European Interest

S&Ds lead drive to reject European services e-card

Flickr/European Parliament/CC BY-NC-ND 2.0

On March 21 the Socialists and Democrats scored a victory for social rights – according to a press release – after having successfully led the drive to reject the Commission’s proposal for an e-card in a vote in the internal market committee.

Aimed at making the cross-border provision of business and construction services easier and removing administrative burdens, the e-card would de facto establish the country of origin principle by undermining host-country control and enforcement tools, leading to more cross-border social fraud and dumping.

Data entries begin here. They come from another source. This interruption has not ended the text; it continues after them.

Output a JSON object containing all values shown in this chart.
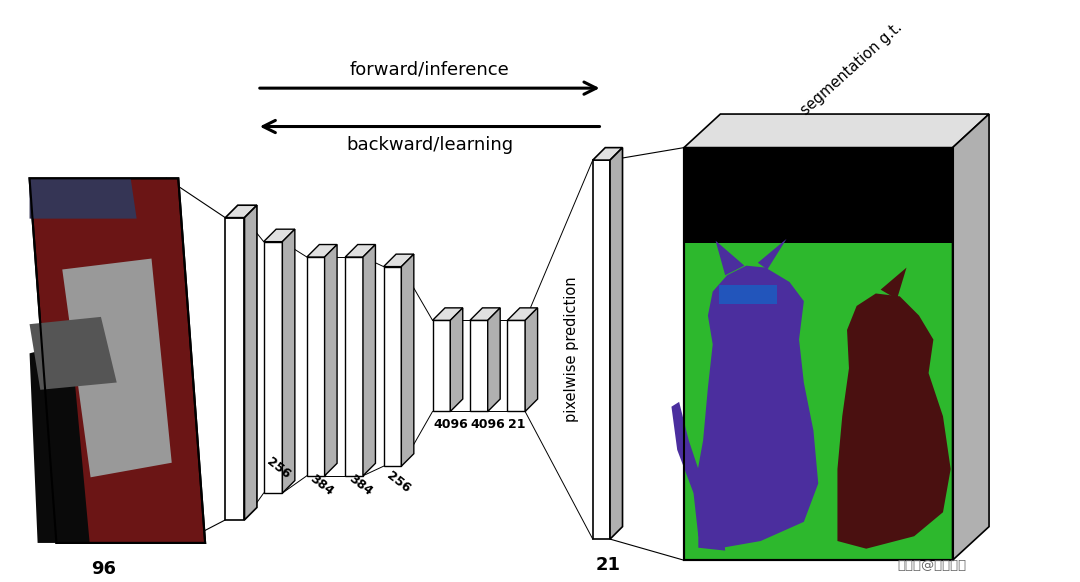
{
  "background_color": "#ffffff",
  "figure_size": [
    10.8,
    5.82
  ],
  "dpi": 100,
  "forward_arrow_text": "forward/inference",
  "backward_arrow_text": "backward/learning",
  "pixelwise_text": "pixelwise prediction",
  "segmentation_text": "segmentation g.t.",
  "label_96": "96",
  "label_21_bottom": "21",
  "layer_labels": [
    "256",
    "384",
    "384",
    "256",
    "4096",
    "4096",
    "21"
  ],
  "watermark": "搜狐号@梦莹技术",
  "colors": {
    "white": "#ffffff",
    "black": "#000000",
    "light_gray": "#e0e0e0",
    "gray": "#b0b0b0",
    "green": "#2db82d",
    "purple": "#4b2e9e",
    "dark_brown": "#4a1010",
    "blue_rect": "#2255bb",
    "photo_bg": "#7a2020"
  }
}
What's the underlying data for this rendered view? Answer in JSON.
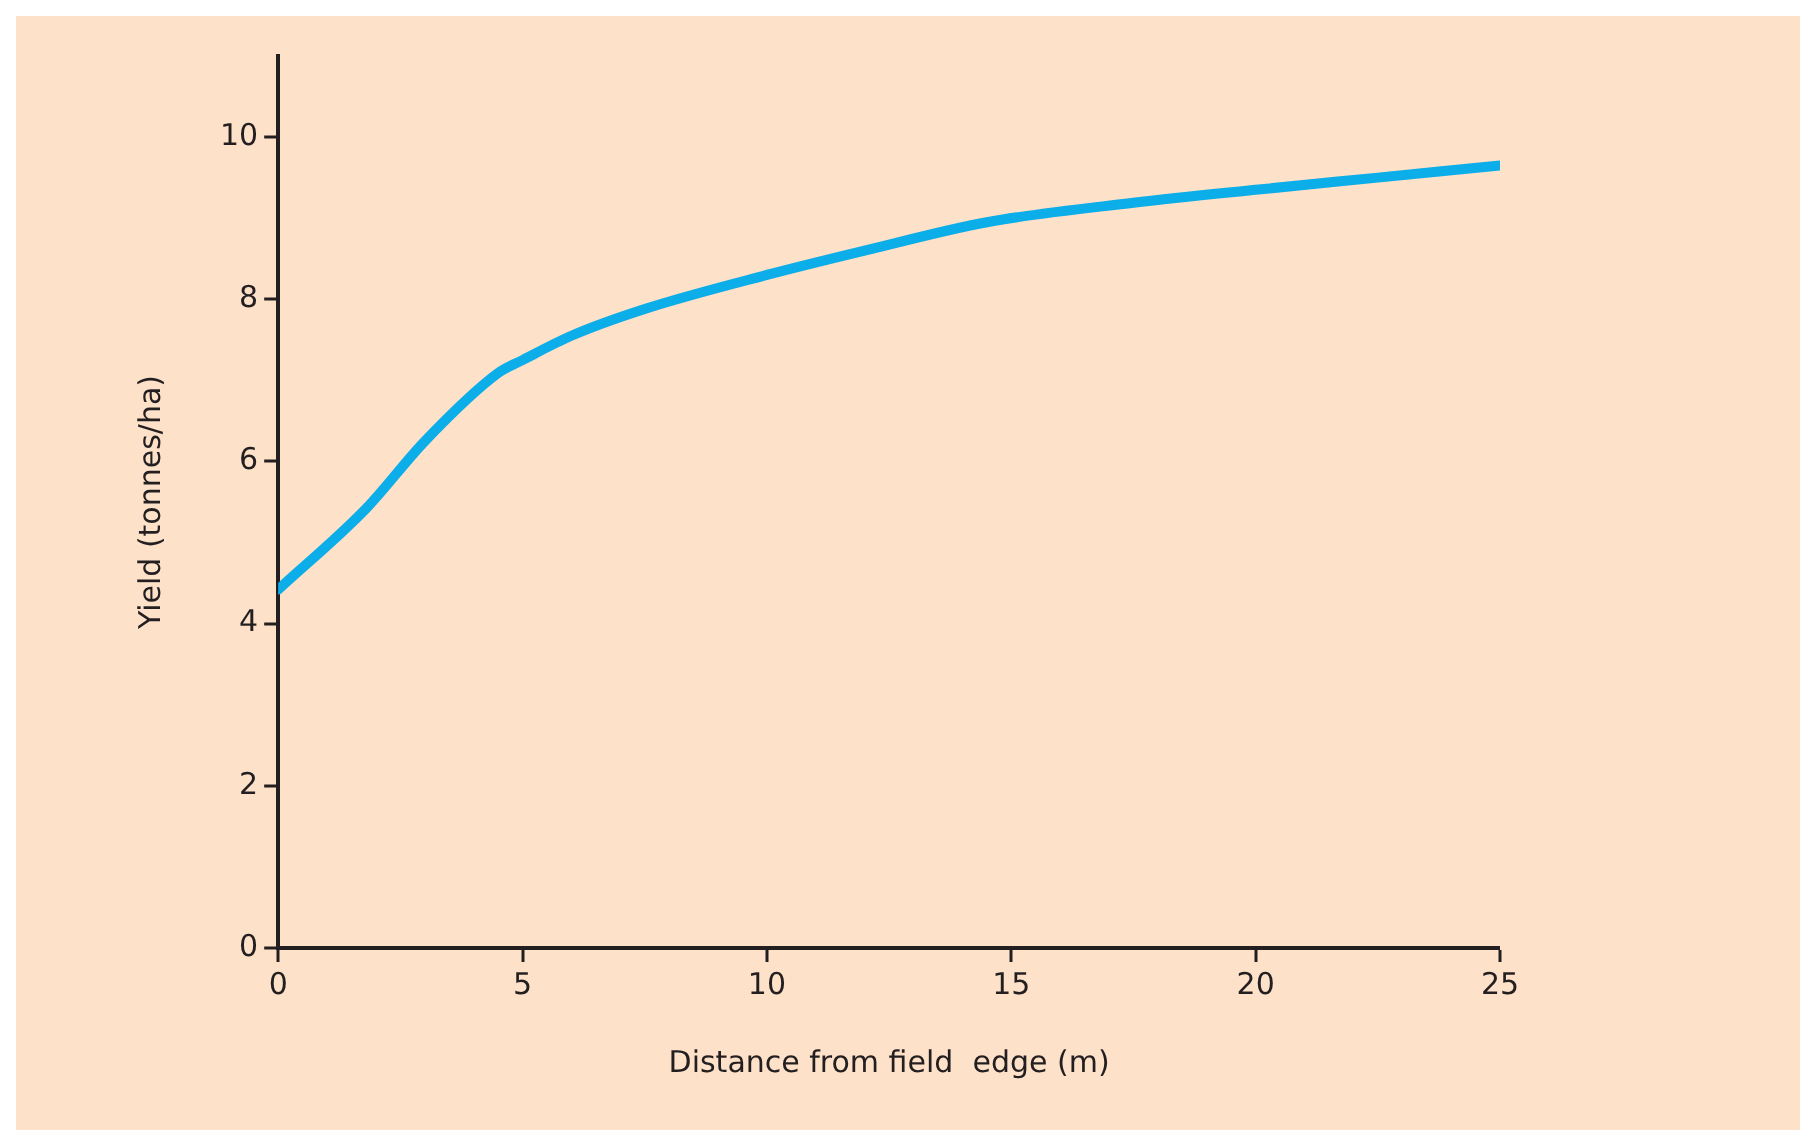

Virginie Rozière, S&D MEP and responsible for the e-card directive, said: “Today’s rejection of the e-card in the internal market committee is a victory for social rights and a strong signal to the European Commission that their ultra-liberal proposals will face strong opposition from the S&Ds. The Commission proposal, if adopted, would have been a disaster for our regulatory and social framework. Under the guise of facilitating the provision of cross-border services, the e-card would have paved the way for the return of the country of origin principle, by favouring states with low social coverage and regulatory requirements. Fortunately this rejection is a victory for social Europe. The EU should encourage fair competition between enterprises, but never social dumping between member states.”

Liisa Jaakonsaari, S&D MEP, responsible for the e-card regulation said: “Intended to make the provision of cross-border services easier by removing administrative burdens, the Commission’s proposal would have had the adverse effect. The e-card does not address any of the real barriers businesses face when they want to offer services in another member state. On the contrary, member states would have been burdened with additional administrative structures and legal uncertainty would have increased. If the Commission really wants to support businesses offering cross-border services, they should ensure that existing measures, such as the single points of contact, are implemented correctly. ”

The Commission’s two proposals for a Regulation and Directive provide a framework for the introduction of a European Services e-card, which aims at making cross-border provision of business and construction services easier, removing administrative burden and thus enhancing competition. The title of the proposal is slightly misleading insofar as no an actual e-card would be introduced, but rather an EU-wide common electronic procedure using the IMI-system. The e-card would be a voluntary tool for the enterprises – the member states however would be obliged to introduce the system if the proposal were to be adopted.